Endometriosis could affect fertility in patients at multiple levels:
- anatomic distortion with scar tissue, adhesion
- alteration of oocyte quality due to high levels of inflammatory factors and ROS (reactive oxygen species)
- poor embryo development due to altered mitochondrial function and disrupted meiosis process
- peritoneal inflammation that can disrupt the endometrial receptivity and lead to miscarriage
- diminished ovarian reserve
A host of cells and their products, ranging from cytokines to growth factors, all contribute to the progression of endometriosis and associated infertility. High levels of inflammatory factors and poor regulation of oxidative stress and the resulting reactive oxidative species seen in endometriosis exert dramatic effects on oocyte/embryo quality and cause immune changes in the uterine environment that in many cases leads to implantation failure.
The problem is most women do not even discover they have endometriosis until they undergo diagnostic laparoscopy to determine the cause of their infertility.
In cases of severe endometriosis and distorted pelvic anatomy, the mechanism of infertility is easily explained and the risk of infertility is high. In mild endometriosis with infertility, the altered intrafollicular and endometrial cytokine milieu may explain the poor quality oocytes and the lower capacity of resulting embryos to implant in the uterus. In the case of ‘silent’ endometriosis, getting a diagnosis is difficult and unexplained infertility is likely.
A recent review article summarizes the potential causative factors of endometriosis in the following three categories:
- dysregulation of immune cells in the peritoneal fluid and endometriotic lesions
- alteration of apoptotic signalling in retrograde menstrual tissue and cytotoxic T cells involved in endometriosis progression and
- dysregulation of oxidative stress.
Endometriosis is an inflammatory and immune disease in nature and is possibly a systemic condition, not just a reproductive disorder. As can be seen, immune dysfunction is prominent and recently there has been a debate concerning whether it is an autoimmune disease. Endometriosis creates a noxious environment in the whole peritoneal cavity with pro-inflammatory cytokines being increased in the serum.

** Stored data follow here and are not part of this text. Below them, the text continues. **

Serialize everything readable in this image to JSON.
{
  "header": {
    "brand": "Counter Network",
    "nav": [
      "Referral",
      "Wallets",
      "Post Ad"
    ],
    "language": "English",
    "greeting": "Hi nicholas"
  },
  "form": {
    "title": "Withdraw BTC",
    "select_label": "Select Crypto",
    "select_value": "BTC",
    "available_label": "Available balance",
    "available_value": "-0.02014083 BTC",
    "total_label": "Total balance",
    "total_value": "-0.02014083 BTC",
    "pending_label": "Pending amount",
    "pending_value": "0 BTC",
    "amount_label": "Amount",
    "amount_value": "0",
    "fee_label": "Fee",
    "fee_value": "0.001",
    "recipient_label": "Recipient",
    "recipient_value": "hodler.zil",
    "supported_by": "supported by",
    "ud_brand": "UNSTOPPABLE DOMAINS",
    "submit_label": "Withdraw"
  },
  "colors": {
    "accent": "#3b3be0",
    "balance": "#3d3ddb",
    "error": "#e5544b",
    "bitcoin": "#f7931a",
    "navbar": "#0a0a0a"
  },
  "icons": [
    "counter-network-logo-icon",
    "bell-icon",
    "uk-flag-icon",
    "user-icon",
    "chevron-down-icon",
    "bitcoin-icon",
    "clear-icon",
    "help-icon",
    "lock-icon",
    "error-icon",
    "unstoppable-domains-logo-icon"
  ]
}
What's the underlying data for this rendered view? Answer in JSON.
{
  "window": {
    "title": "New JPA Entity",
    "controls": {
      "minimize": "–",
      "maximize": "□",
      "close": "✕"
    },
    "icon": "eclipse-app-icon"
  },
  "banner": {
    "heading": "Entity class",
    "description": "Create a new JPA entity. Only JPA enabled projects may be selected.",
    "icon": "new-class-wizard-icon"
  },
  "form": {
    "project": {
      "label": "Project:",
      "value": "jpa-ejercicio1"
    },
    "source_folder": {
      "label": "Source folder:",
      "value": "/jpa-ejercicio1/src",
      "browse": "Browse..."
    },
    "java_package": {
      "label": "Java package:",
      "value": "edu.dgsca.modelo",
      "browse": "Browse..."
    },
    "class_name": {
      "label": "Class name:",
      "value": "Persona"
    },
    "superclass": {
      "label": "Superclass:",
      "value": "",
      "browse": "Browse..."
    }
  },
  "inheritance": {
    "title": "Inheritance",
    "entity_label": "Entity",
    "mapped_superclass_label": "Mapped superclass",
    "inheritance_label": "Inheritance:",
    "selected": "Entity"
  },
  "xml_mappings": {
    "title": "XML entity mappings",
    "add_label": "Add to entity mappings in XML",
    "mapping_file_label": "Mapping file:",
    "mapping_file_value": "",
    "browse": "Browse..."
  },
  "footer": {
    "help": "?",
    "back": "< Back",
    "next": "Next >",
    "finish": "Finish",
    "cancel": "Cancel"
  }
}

Recent research demonstrates the microflora changes and their influences on endometrial proliferation.
Conventional treatment of endometriosis
Hormonal treatments have been offered as the front-line treatment of endometriosis. These act as artificial suppressants of the reproductive system, which gives symptomatic relief along with a long litany of side effects. Current systemic oestrogen blocking therapy using gonadotropin-releasing hormone agonists, oral contraceptives, synthetic progestins and/or aromatase inhibitors which block the production of oestrogen either put the woman into an artificial menopausal state or an artificial pregnancy state. Thus there are many unresolved side effects of treatment, including adverse consequences for normal reproductive function.
The surgical approach, if expertly done, is generally more effective in providing relief from pain and for future fertility purposes. However, surgical procedures always have innate risks and scarring and adhesions can be caused as a result of the surgical procedure itself and even with treatments, there is some rate of recurrence with the disease.
IVF outcome is poor with endometriosis and whether IVF is really more effective than just having regular sex is open to question. Hyperstimulation of the ovaries during IVF treatment can stimulate more endometriosis and it is quite common for women with endometriosis to have irregular menstrual cycles or pain after a failed IVF cycle.
Alternative treatment strategies with higher efficacy and fewer side effects and with positive pregnancy outcomes are more desirable.